At that time, the vice-parish of the village was that of St James, a largish church well-frequented by the locals; but the choice of a parish fell on the small chapel dedicated to Out Lady of Graces. This was due to the intense devotion which this shrine had already attracted to it since the very days of its erection as a very small humble chapel dedicated to the Mother of Graces.
By time the chapel began its transformation. Actual reconstruction began on 1 May 1641, on a plan by the well known Maltese architect Tumas Dingli, with the then parish priest Fr Frangisk Piscopo actively set on seeing the work through. It was finished in about 1696. As time went by, the villagers requested that the façade of the church, together with other structural features, be altered. Archpriest Ganni Bonavia came into the picture. Bonavia, who resided at Zabbar, designed the required plan and in 1738 work began on a new façade and the erection of two steeples. When the work was ready, in 1742, the church underwent other structural changes – the inner part of the façade, the burial vault and the marble pavement.
In 1911 the church was further enlarged by the addition of six naves, three on each side. Some time after, a clock which could chime the Ave Maria was installed in the right-hand steeple. On 2 September the present magnificent dome, depicting the Eight Beatitudes, replaced the smaller one, which due to an earth tremor and the relentless battering during the past attacks on it by the French troops, had sustained severe damage, had become dangerous and was demolished. This dome was built on a plan by Architect Gius. Pace and the construction supervised by Fr Frangisk Sciberras.
This church is built in the form of a Latin cross and is quite largish. It consists of a choir, two large side chapels, an aisle and two sacristies. It is 47 meters long and 32.4 meters wide, while the aisle is 8 meters long. It is built on the Corinth plan. During a fierce storm in 1902, a lighting bolt hit one of the steeples and demolished a part of it. Among the bells one can find in the steeples, there is the large one made in 1891 by the founder Gulju Cauchi, which cost ₤380. besides this bell, Cauchi made another two.

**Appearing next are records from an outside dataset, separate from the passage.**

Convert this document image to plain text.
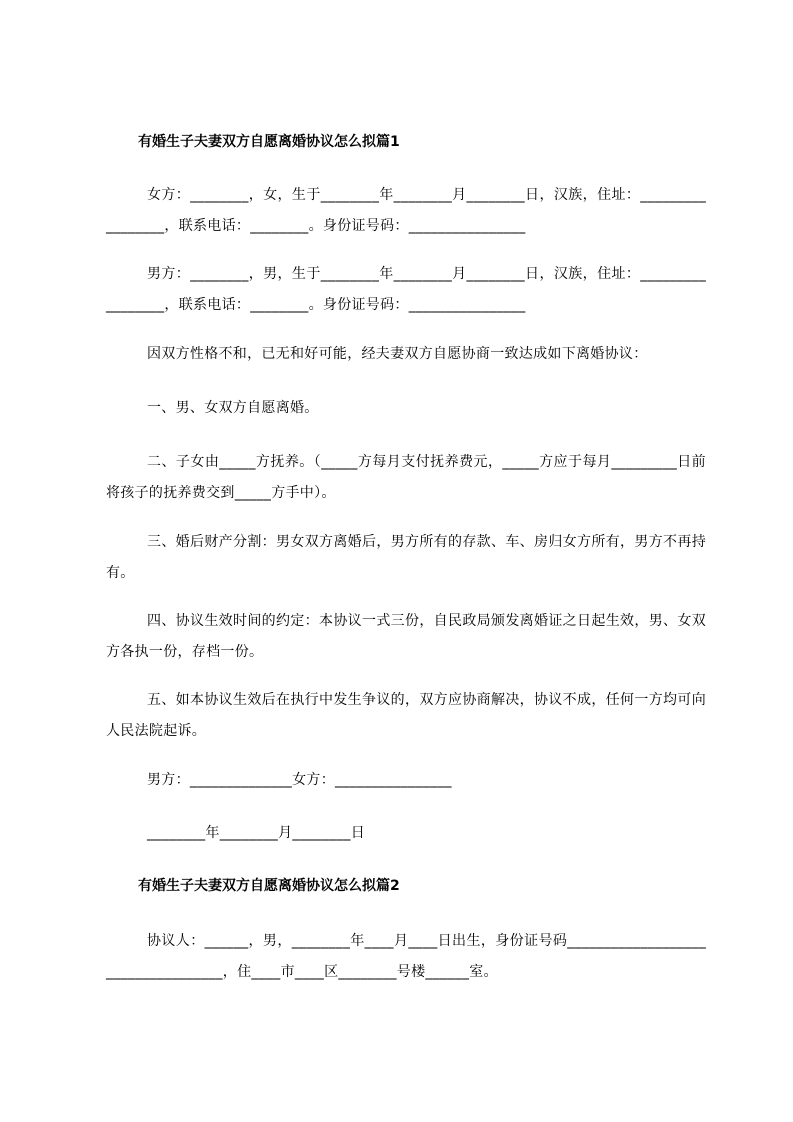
有婚生子夫妻双方自愿离婚协议怎么拟篇1
女方：________，女，生于________年________月________日，汉族，住址：_________________，联系电话：________。身份证号码：________________
男方：________，男，生于________年________月________日，汉族，住址：_________________，联系电话：________。身份证号码：________________
因双方性格不和，已无和好可能，经夫妻双方自愿协商一致达成如下离婚协议：
一、男、女双方自愿离婚。
二、子女由_____方抚养。（_____方每月支付抚养费元，_____方应于每月_________日前将孩子的抚养费交到_____方手中）。
三、婚后财产分割：男女双方离婚后，男方所有的存款、车、房归女方所有，男方不再持有。
四、协议生效时间的约定：本协议一式三份，自民政局颁发离婚证之日起生效，男、女双方各执一份，存档一份。
五、如本协议生效后在执行中发生争议的，双方应协商解决，协议不成，任何一方均可向人民法院起诉。
男方：______________女方：________________
________年________月________日
有婚生子夫妻双方自愿离婚协议怎么拟篇2
协议人：______，男，________年____月____日出生，身份证号码___________________________________，住____市____区________号楼______室。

The Sanctuary Museum of Zabbar is one of the finest examples of its kind on Malta, contains the largest collection of maritime votive paintings of the Order of St John in Malta. Other items on display include a picture gallery, sedan chairs, a portable altar, a unique large painting of the Gran Carrack Sant Anna, former titular paintings, a medieval fresco, a complete ceremonial suit of armour, statues, silverware, stamps, documents, coins, medals, sculptured wooden fixtures from the ship R.M.S. Alcantara, the sole surviving plague hearse, the clock mechanism formerly in the Sanctuary’s belfry and the remains of an R.A.F. Vulcan Bomber which exploded over Zabbar in 1975. The museum, which was inaugurated in 1954, was refurbished in 2003.